Executive Pay

A Whole Lot of CEO Pay Shaking Going On

America’s top executives may have driven the U.S. economy into the ditch. But, hey, that’s no reason they should take a pay cut, it it? They certainly don’t think so.

By Sam Pizzigati

Old habits die hard. Top corporate and Wall Street executives, for over a quarter-century, have been treating their companies and banks as personal piggy banks. Now those firms are flailing and failing. But executives haven’t changed their behavior. They’re still shaking those piggy banks for every last nickel — and million.

IncomeBanks are taking bailout dollars intended for increasing loan activity, say news reports, and putting those dollars into executive bonuses and dividends. Banks are setting aside still other bailout billions for buying up other banks, a tried-and-true Wall Street short-cut for upping revenues and executive earnings.

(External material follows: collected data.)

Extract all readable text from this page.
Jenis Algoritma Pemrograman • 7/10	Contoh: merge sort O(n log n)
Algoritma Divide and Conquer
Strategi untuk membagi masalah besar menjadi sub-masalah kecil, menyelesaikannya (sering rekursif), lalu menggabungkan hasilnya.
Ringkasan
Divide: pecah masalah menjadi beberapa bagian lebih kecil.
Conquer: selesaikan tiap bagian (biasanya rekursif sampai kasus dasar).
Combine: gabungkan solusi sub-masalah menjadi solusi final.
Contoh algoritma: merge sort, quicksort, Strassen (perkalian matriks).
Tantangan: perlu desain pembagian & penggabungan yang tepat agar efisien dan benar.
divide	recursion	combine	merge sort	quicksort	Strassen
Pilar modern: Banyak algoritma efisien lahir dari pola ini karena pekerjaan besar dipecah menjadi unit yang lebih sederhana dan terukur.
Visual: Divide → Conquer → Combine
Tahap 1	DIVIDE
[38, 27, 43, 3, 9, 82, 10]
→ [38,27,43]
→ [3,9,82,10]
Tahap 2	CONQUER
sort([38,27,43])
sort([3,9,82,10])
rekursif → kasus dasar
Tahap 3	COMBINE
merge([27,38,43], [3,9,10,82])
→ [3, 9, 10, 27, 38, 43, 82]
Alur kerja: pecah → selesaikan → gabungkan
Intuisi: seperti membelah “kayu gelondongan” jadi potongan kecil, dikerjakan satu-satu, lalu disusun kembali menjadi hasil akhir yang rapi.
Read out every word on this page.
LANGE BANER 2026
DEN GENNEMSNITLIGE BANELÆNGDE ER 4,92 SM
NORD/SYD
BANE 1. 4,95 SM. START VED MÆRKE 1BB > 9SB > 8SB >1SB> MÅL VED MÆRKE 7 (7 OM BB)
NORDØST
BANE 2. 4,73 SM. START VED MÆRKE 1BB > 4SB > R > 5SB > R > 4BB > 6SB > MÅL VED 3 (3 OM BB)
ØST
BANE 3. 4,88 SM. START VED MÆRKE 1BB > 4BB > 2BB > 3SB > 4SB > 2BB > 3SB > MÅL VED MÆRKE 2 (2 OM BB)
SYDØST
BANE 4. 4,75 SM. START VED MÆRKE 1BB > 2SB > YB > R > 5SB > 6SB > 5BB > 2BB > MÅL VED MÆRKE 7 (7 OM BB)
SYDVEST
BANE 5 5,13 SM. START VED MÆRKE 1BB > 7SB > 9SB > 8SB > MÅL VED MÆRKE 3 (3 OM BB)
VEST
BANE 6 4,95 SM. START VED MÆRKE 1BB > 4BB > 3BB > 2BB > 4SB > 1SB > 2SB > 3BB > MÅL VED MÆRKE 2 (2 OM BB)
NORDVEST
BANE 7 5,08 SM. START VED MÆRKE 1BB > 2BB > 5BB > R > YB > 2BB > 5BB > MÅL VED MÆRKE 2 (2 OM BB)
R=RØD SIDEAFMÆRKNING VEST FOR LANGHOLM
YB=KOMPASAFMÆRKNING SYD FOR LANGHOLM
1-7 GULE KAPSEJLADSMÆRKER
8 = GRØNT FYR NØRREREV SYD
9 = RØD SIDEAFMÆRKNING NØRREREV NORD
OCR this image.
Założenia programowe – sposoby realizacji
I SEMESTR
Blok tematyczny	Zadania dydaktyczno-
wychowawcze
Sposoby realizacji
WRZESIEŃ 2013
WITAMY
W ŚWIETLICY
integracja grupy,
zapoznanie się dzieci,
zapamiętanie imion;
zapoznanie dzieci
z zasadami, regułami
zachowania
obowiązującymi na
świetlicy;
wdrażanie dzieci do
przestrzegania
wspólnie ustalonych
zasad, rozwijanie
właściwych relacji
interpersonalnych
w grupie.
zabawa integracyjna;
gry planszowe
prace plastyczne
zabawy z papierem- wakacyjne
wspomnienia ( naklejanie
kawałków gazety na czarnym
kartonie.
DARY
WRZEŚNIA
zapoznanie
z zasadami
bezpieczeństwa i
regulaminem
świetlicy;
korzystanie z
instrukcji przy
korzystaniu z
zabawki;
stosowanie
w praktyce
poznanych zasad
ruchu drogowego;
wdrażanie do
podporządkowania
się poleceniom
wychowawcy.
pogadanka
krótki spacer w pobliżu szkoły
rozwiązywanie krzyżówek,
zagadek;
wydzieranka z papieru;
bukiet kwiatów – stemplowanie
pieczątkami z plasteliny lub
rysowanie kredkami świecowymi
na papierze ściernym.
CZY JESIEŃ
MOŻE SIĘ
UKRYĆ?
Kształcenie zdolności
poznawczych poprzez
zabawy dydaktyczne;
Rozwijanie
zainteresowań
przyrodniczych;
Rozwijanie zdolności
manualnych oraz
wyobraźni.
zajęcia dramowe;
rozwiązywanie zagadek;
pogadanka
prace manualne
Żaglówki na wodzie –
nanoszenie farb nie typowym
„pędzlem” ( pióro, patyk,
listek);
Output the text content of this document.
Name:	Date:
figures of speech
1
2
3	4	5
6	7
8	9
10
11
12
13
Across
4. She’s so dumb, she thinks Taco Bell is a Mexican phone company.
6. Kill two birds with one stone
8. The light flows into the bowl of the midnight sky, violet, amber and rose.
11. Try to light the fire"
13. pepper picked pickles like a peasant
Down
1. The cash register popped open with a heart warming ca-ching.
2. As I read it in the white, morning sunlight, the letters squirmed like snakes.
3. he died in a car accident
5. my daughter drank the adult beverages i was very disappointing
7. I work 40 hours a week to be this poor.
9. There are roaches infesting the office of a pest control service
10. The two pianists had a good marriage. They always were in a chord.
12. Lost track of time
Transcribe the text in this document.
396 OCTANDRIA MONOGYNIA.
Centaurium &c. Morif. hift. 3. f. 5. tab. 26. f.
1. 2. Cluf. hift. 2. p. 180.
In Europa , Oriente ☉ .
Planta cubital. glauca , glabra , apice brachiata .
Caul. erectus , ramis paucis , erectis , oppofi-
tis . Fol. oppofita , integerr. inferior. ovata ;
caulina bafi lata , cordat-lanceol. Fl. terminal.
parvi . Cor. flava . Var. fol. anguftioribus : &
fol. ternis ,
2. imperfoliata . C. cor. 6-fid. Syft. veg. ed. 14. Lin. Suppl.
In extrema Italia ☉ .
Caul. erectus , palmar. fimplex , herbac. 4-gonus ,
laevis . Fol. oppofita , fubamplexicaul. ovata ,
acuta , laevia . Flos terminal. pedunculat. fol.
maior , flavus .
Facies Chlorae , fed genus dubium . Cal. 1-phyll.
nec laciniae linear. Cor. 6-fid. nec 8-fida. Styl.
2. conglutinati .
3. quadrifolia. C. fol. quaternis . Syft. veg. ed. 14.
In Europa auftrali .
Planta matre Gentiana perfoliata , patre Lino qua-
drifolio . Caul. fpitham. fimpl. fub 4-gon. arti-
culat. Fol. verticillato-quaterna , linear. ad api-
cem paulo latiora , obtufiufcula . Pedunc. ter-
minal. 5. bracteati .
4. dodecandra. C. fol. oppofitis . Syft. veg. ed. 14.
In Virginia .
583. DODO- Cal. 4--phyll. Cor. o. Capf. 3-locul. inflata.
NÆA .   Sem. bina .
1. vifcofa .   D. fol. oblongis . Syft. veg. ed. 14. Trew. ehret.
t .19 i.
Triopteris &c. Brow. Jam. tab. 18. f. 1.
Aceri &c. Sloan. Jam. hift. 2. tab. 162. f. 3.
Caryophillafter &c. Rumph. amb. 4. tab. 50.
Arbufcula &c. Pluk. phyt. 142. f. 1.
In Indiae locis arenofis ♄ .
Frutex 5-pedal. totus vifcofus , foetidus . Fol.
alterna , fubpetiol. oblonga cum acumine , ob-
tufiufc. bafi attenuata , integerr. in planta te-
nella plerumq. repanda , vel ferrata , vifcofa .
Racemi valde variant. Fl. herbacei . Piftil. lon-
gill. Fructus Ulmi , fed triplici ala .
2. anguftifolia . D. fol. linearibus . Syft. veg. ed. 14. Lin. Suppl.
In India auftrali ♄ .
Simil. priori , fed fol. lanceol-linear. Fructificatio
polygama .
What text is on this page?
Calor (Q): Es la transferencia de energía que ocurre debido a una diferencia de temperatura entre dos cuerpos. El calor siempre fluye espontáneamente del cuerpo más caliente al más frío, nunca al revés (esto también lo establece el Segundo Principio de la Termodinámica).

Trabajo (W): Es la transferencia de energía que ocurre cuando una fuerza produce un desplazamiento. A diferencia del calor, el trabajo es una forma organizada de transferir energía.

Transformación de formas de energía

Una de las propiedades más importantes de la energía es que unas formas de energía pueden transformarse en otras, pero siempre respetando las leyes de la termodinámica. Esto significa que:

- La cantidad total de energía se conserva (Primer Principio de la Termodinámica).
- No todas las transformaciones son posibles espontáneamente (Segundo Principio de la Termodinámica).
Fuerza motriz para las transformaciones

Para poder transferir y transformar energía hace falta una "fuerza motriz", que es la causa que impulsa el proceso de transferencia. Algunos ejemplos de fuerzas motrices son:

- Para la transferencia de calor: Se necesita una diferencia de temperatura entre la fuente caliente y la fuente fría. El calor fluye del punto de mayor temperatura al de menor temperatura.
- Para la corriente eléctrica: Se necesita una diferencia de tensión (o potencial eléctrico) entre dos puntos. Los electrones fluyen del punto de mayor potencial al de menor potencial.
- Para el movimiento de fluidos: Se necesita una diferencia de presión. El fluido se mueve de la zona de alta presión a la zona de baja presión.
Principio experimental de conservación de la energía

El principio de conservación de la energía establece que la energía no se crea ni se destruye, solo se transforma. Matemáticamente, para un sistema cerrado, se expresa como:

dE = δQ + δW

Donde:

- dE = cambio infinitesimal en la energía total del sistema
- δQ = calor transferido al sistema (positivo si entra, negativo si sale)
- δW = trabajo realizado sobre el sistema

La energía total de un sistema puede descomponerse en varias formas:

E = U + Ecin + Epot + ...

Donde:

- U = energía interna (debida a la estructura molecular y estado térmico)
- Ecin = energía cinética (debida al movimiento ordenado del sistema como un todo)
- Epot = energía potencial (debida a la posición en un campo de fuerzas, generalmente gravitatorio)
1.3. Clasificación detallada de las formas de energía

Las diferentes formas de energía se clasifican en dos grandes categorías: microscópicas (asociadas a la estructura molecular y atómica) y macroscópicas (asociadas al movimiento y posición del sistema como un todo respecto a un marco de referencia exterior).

Other major U.S. corporations, not yet directly involved in the bailout, are also scrambling to keep America’s rapidly slowing economy from depressing executive pay. Corporate boards are rushing this fall to change how they measure executive “performance” — and the new yardsticks they’re adopting let execs claim they’re “performing” fine even if a company’s share price and profits are shrinking.

“With the stock market in tatters,” reports Financial Week, companies are “shunning such traditional incentive-pay factors as earnings per share and net income.”

Among the new CEO performance yardsticks: vague and easily manipulable measures like “customer satisfaction” or progress on meeting “environmental” standards.

These new measures, executive pay experts point out, don’t reflect any new-found corporate interest in public-spirited behavior. Executives, says Deloitte consulting’s Mike Kesner, “are worried about their bonuses.”

Some pension funds and other institutional investors, says AFL-CIO analyst Vineeta Anand, will be pushing back at these corporate compensation games at the next round of annual shareholder meetings. And some lawmakers in Congress are beginning to stir, too.

Last Tuesday, House Oversight Committee chair Henry Waxman asked major banks getting bailout dollars to reveal just how much they’re planning to spend on end-of-year bonuses. Goldman Sachs, Morgan Stanley, and Merrill Lynch, Bloomberg notes, have “already set aside $20 billion to pay bonuses this year.”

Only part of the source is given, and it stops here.